La recepción del edificio era muy elegante y daba una agradable sensación de calidez. Sobre todo viniendo desde la fría y copiosa lluvia del exterior. En un gesto instintivo, el oscuro asesino se sacudió los restos de agua de la gabardina y del sombrero, mientras seguía caminando por el interior del hall de entrada. La más completa oscuridad solamente se veía rota por las luces de los dos ascensores que estaban al fondo de la estancia. Decidió que era mejor, por aquello de no hacer demasiado ruido, subir por las escaleras. Nadie debía oírle llegar. El silencio se vio cortado por las sonoras pisadas del hombre alto sobre el suelo de mármol rosa. Los zapatos de piel color marrón resonaban rítmicamente con fuerza, y se vio obligado a pisar con un poco más de ligereza. Por fortuna, solamente la recepción tenía ese suelo. El resto del edificio estaba enmoquetado por completo, excepto la sala de ensayos inorgánicos y la sala de cultivos de microorganismos, que tenían el suelo alicatado y con desagües, para su mejor higiene y limpieza.

 

 

*   *   *

 

 

Dos plantas más arriba, la alegría y la ilusión eran las verdaderas protagonistas. Michael Rathbone no cabía en sí de gozo. Llevaba dos días trabajando casi sin parar, pero merecía la pena. Mientras miraba a través del microscopio electrónico de barrido —un Jeol, modelo JSM 25, de color blanco—, una muestra de células nerviosas de ratón, se echó hacia atrás en la silla, cerró los ojos muy despacio y se puso a pensar en todo lo que le había cambiado la vida en los últimos años. Había tenido una infancia perfecta, con sus días buenos y sus días no tan buenos, pero con una familia unida y compenetrada. Sus padres siempre habían confiado en Michael y le habían educado para que confiara en sí mismo. Su padre, Peter Rathbone, fue un famoso arquitecto de una pequeña constructora del este de Londres. Aunque viajara mucho —ya que realizaba numerosos proyectos fuera del Reino Unido—, era un hombre muy cariñoso y siempre que regresaba, lo hacía con regalos tanto para él como para sus dos hermanas. De hecho, uno de esos regalos cambió para siempre la vida de Michael. Siendo todavía muy pequeño, su padre realizó un proyecto en la isla griega de Creta, un lugar lleno de cultura, leyendas y mitologías. Incluso, cuenta la tradición que allí mismo se encontraba la ciudad perdida de la Atlántida, que Platón narró en sus escritos. Como el proyecto se alargó un poco más de la cuenta, viajaron hasta allí en las vacaciones de verano, tanto Michael, como su madre y sus hermanas. Fueron dos semanas maravillosas. Visitaron las playas y las montañas, la ciudad de Hania y de Agios Nikolaos, incluso la cercana isla de Santorini. Todo eran risas y alegría. Y el marco acompañaba, ya que era un lugar extraordinario y misterioso, y en donde cada rincón ocultaba algún resto antiguo. Cerca del Palacio de Knossos, en donde según la leyenda vivía el minotauro —un monstruo mitad hombre, mitad toro— encerrado en el famoso laberinto, su padre encontró una piedra de un extraño color verde blanquecino, que refulgía como una llama, en uno de los numerosos puestos del mercado de Heraklion, la ciudad más grande de la isla, y en donde se estaba realizando la construcción.
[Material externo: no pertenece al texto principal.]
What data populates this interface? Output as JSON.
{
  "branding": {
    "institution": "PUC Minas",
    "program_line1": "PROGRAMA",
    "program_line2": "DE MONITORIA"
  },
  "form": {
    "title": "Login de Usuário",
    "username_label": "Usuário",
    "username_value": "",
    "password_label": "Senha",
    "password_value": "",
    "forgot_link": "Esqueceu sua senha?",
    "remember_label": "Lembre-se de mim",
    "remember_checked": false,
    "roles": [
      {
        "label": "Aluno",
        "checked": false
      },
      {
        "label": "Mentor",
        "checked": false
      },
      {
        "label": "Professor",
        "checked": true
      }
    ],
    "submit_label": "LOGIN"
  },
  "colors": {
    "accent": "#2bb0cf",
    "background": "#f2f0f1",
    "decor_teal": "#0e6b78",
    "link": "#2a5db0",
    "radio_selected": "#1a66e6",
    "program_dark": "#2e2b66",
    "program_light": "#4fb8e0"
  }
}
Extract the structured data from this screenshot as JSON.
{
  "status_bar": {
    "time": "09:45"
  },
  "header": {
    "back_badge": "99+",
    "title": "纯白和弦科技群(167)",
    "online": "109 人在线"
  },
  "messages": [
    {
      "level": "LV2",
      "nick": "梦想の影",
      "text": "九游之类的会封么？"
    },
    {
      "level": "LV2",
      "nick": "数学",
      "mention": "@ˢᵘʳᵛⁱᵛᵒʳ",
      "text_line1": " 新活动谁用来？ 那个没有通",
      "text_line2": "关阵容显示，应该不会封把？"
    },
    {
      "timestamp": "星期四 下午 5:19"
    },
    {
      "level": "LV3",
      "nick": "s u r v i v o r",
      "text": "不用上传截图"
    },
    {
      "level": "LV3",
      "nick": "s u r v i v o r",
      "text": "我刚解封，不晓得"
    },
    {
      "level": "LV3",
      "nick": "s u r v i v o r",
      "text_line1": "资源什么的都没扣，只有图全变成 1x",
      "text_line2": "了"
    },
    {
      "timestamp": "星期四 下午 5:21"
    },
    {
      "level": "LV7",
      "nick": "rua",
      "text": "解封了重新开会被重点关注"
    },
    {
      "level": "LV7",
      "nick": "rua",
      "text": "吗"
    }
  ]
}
—«La Fuerza de Teseo» —le dijo la vendedora. Era ésta una mujer muy mayor, que tenía los ojos completamente en blanco por la ceguera. Tenía el pelo canoso muy sucio y la piel muy morena y curtida, completamente llena de arrugas, pero sonreía amablemente—, así es como se llama la piedra.

—¿Por qué se llama así? —preguntó Michael con la ingenuidad típica de los niños.

—Dicen que el mismo Teseo la llevaba colgada del cuello cuando mató al Minotauro. Y que gracias a ella consiguió derrotarlo.

—¿Y por qué tiene usted tantas aquí encima? —dijo señalando varias piedras, todas ellas iguales, que estaban encima del mantel del puesto ambulante. —¿Llevaba puestas todas a la vez?

De inmediato, la anciana dejó de sonreír.

—Solamente esa que tienes en la mano es la verdadera. El resto son imitaciones —muy lentamente y con mucha dificultad, la anciana se puso en pie, ayudada por una especie de bastón de madera, que tenía una forma extraña. Extendió la mano, y con la palma señalando hacia Michael, le dijo con la voz firme:

—Desde hoy mismo te bendigo, y siempre que la lleves puesta, Teseo te protegerá, y nada malo te ocurrirá —dijo mirando fijamente a Michael, como si pudiera verle a través de sus ojos blancos.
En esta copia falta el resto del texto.